Unless everybody has got this wildly wrong official figures out this morning will show that Britain’s economy grew in the final quarter of 2009, thus marking the end of the recession that has been going on for eighteen months.
It’s a massive day for Labour and its leader Mr. Brown who believe that this will underline their argument that their approach to dealing with the economic crisis has been right and that of the Tories wrong.
For this gives them what they believe will be the killer closing argument for the general election. You can see it now – Brown’s the man who successfully guided Britain through this difficult period and did it with a much smaller impact on unemployment than many had been predicting.
We have got thus far and have come out of it, we will be told, so why risk everything by letting the other lot in?
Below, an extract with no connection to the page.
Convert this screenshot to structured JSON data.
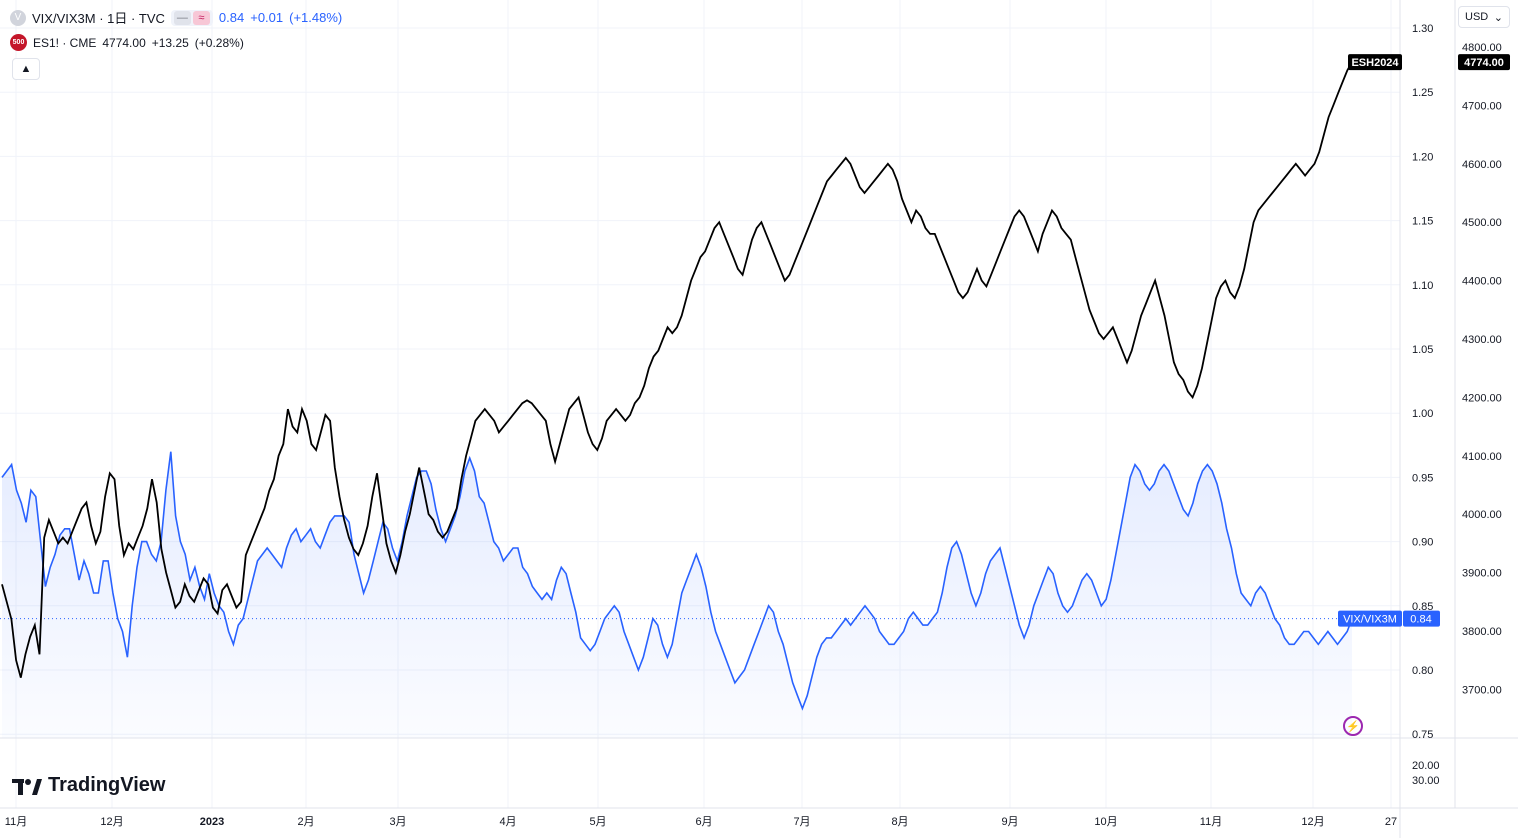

The environment in which this news comes out for Brown could not be more challenging. One finding from this morning’s Guardian ICM is that 66% want a change of government, against 25% who think continuity matters more and want to stick with Labour. That’s a pretty wide gap.
The economy will dominate the next couple of new cycles but then our attention will turn in a big and a dramatic way to Friday’s appearance before the Iraq Inquiry of Tony Blair and the questions, no doubt, of what his chancellor’s role was in New Labour’s signature policy.
The timing is in my favourite phrase “less than optimal” for Brown Central for instead of focussing on the economy, the inquiry will take centre stage.
As I suggested yesterday a reason why a May 6th election might not be as certain as some are suggesting is what happens on April 23rd – the day the growth figures for the first quarter of 2010 are due out. What would going back into recession, as might happen, do to Labour’s core case only days before people vote?